林泽阶连忙阻止刘财主,“刘伯伯,就到这吧!大家都忙一个上午饿了,不如先开席吧!”
有起哄叫道:“不要紧!我们要听诗,再来一个。”
刘财主听劝,不再出题。
这是宴席,还是亲戚,大家不会做得过份,只会有意无意的冷落张克帆他们。
林泽阶更不会把他们放在眼里,林家奶奶在时和秀山张家还有来往,不在以后来往就断了。
林家族长兴奋的说:“我要把泽阶的诗,写进祖谱刻在我林家的祠堂,教育林家子弟,书山有路勤为径,学海无涯苦作舟,我林氏终将要崛起。”
陈家族长有些不高兴,事关传承大事必须争:“泽阶是我陈家湾人,他们父子已经把名记到我陈姓名下,这诗要记只能记我陈家祖谱上面,刻在我陈家的祠堂。 ”
瞬间桌上的气氛变得剑拔弩张,紧张对峙起来。
林泽阶连忙灭火,“两位族长爷爷,是争这个的时候吗?今天可是大喜的日子,赶紧宣布上席吧!”又是一件麻烦事。
陈姓的族长是得便宜的一方,自然很大方,“林老儿,宣布上席吧!”
“上席。”林族长有些郁闷,准备事后找林张氏夫妻骂一骂,提醒她不准再给秀山送钱,这是养仇不养恩。
同时他很高兴,他的儿子进县衙当了帮差,不至于以后被吏胥吆来喝去,像狗一样。
当然诗写进祖谱这件事肯定没完,两姓族长必须要商量出一个方案来,械斗肯定不行。
陈家湾起官学,林家的子弟送去那里读书更好,陈老夫子人品大家佩服的。
林族长一吩咐下去,上菜很快,院里院外桌子上大部分是农人,一年到头少有吃宴席,筷子飞快。

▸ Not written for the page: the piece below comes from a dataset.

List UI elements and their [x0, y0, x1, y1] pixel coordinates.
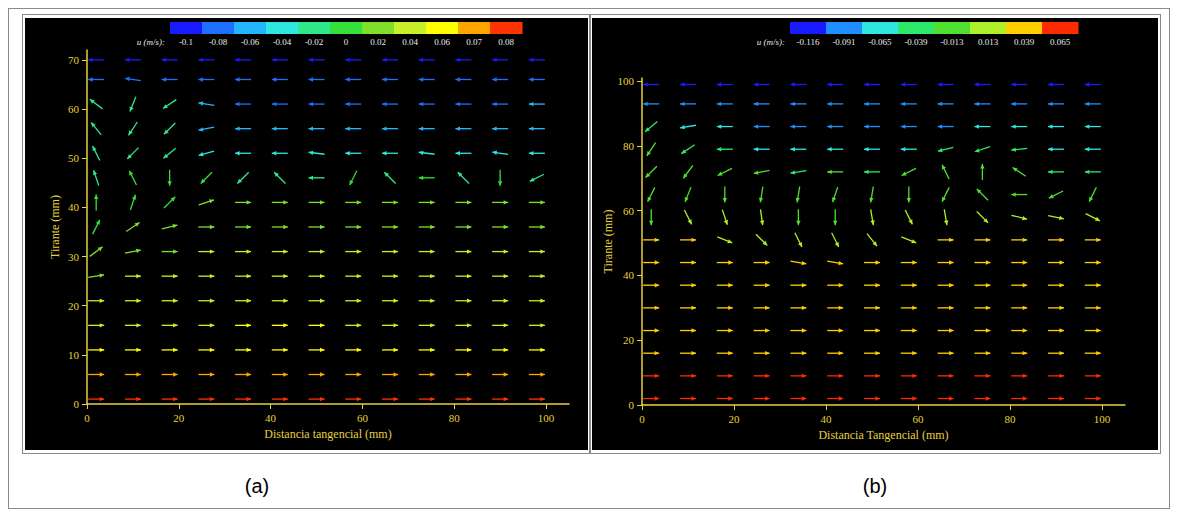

林泽阶这一桌都是有身份的人,猜得到张径香和刘财主的身份不一般,他们夹一筷,大家才跟着夹一块。
张径香和刘财主两个场面人,没有嫌弃农家做大锅菜不好吃,频繁的赞扬着,只是夹得量很小,少量入嘴,给足林氏一族面子。
刘盈语就不一样,她还小是不会装的,连县城酒楼的菜都不合她的意,别说这里农家大厨水平,更难让她咽下去。

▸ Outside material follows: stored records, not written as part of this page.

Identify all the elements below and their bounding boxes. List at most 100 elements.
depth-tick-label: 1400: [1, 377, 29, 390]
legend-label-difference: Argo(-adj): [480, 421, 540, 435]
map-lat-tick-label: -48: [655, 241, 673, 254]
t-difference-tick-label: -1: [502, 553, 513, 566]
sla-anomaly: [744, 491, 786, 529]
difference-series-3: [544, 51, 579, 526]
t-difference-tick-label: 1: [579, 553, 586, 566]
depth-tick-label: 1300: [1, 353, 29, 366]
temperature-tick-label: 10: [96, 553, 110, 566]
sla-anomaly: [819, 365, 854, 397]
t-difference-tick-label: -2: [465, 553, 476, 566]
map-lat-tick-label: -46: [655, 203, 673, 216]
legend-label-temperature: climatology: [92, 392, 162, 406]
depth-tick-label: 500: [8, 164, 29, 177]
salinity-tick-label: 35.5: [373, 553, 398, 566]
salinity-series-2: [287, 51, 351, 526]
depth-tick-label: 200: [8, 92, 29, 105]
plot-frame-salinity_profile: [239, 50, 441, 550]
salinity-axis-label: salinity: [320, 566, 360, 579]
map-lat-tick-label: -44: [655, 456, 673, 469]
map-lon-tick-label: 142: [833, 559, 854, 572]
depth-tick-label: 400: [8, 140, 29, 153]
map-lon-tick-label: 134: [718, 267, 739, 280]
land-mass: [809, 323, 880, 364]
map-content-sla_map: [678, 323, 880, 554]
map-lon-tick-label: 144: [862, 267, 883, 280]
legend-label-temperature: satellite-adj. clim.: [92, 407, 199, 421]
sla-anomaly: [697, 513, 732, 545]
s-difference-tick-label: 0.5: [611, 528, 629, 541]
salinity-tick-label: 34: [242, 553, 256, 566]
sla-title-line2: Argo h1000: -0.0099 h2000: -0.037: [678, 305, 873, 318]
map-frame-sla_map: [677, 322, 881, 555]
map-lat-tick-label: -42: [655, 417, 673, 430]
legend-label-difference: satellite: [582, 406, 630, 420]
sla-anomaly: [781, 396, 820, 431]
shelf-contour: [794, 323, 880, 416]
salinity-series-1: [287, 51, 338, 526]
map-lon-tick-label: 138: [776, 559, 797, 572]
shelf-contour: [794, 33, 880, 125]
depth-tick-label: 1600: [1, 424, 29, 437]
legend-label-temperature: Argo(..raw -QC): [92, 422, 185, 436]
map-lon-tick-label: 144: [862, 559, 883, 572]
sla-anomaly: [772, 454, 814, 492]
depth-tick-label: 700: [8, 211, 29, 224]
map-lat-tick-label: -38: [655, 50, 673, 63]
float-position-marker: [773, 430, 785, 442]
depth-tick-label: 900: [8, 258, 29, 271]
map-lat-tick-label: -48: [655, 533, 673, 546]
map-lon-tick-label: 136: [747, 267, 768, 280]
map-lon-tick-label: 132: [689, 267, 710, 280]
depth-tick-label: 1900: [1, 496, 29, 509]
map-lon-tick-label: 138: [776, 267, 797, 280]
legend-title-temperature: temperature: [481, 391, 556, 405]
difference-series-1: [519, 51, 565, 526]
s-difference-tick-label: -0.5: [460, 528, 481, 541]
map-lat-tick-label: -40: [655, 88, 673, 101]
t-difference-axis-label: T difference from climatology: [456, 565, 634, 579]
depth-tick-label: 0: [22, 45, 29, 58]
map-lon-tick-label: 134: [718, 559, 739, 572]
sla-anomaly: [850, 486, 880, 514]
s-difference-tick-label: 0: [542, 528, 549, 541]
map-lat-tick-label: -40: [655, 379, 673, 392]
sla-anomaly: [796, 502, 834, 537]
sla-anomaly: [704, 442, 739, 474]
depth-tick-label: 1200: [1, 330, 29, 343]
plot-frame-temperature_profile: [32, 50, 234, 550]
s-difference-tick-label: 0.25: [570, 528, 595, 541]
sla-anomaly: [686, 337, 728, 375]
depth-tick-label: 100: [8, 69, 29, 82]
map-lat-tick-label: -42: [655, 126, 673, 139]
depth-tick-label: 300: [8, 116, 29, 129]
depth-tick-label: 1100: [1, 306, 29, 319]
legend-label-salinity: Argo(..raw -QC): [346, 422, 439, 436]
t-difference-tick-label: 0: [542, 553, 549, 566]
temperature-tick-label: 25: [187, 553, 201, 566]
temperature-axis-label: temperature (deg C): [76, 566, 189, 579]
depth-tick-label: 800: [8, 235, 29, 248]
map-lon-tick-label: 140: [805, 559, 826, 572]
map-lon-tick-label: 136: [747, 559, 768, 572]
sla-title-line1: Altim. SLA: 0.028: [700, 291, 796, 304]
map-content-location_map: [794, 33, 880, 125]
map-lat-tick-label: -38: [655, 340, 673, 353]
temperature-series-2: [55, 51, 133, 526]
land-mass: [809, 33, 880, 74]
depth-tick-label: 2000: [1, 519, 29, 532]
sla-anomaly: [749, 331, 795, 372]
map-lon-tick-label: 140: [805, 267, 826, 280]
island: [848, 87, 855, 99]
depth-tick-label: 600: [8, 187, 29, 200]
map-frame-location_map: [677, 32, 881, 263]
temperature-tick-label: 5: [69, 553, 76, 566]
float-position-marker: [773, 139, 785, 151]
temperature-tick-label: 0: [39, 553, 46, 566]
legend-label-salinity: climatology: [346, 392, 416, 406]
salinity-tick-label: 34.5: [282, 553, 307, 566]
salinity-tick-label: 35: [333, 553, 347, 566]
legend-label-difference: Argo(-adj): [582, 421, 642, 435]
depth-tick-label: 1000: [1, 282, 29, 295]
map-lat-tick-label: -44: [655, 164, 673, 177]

富贵人家三代之后才会吃穿,林泽阶能够理解刘盈语的感受,这时代上下层生活差太大了。
别说什么,就一个豆腐,林清溪村的厨子做的就不好。
豆腐要去豆腥味,要用盐来和水一起煮开,然后自然放凉才能去味道。
农家怎么可能这样干,盐很贵的。
热锅凉油,是锅烧到滴水成珠下油,待油热倒出来,再放冷油进去,油膜足做鱼不会破皮,没有把师傅侍候个舒服是不会教的。
肉要嫩滑要下一点点食用苏打,用蛋清加盐来搅拌掩入味。
农家更不可能这样干,蛋和肉一起吃都会有罪恶感,吃得太好太浪费了。
刘盈语夹一点尝一下味,就要溜下桌子。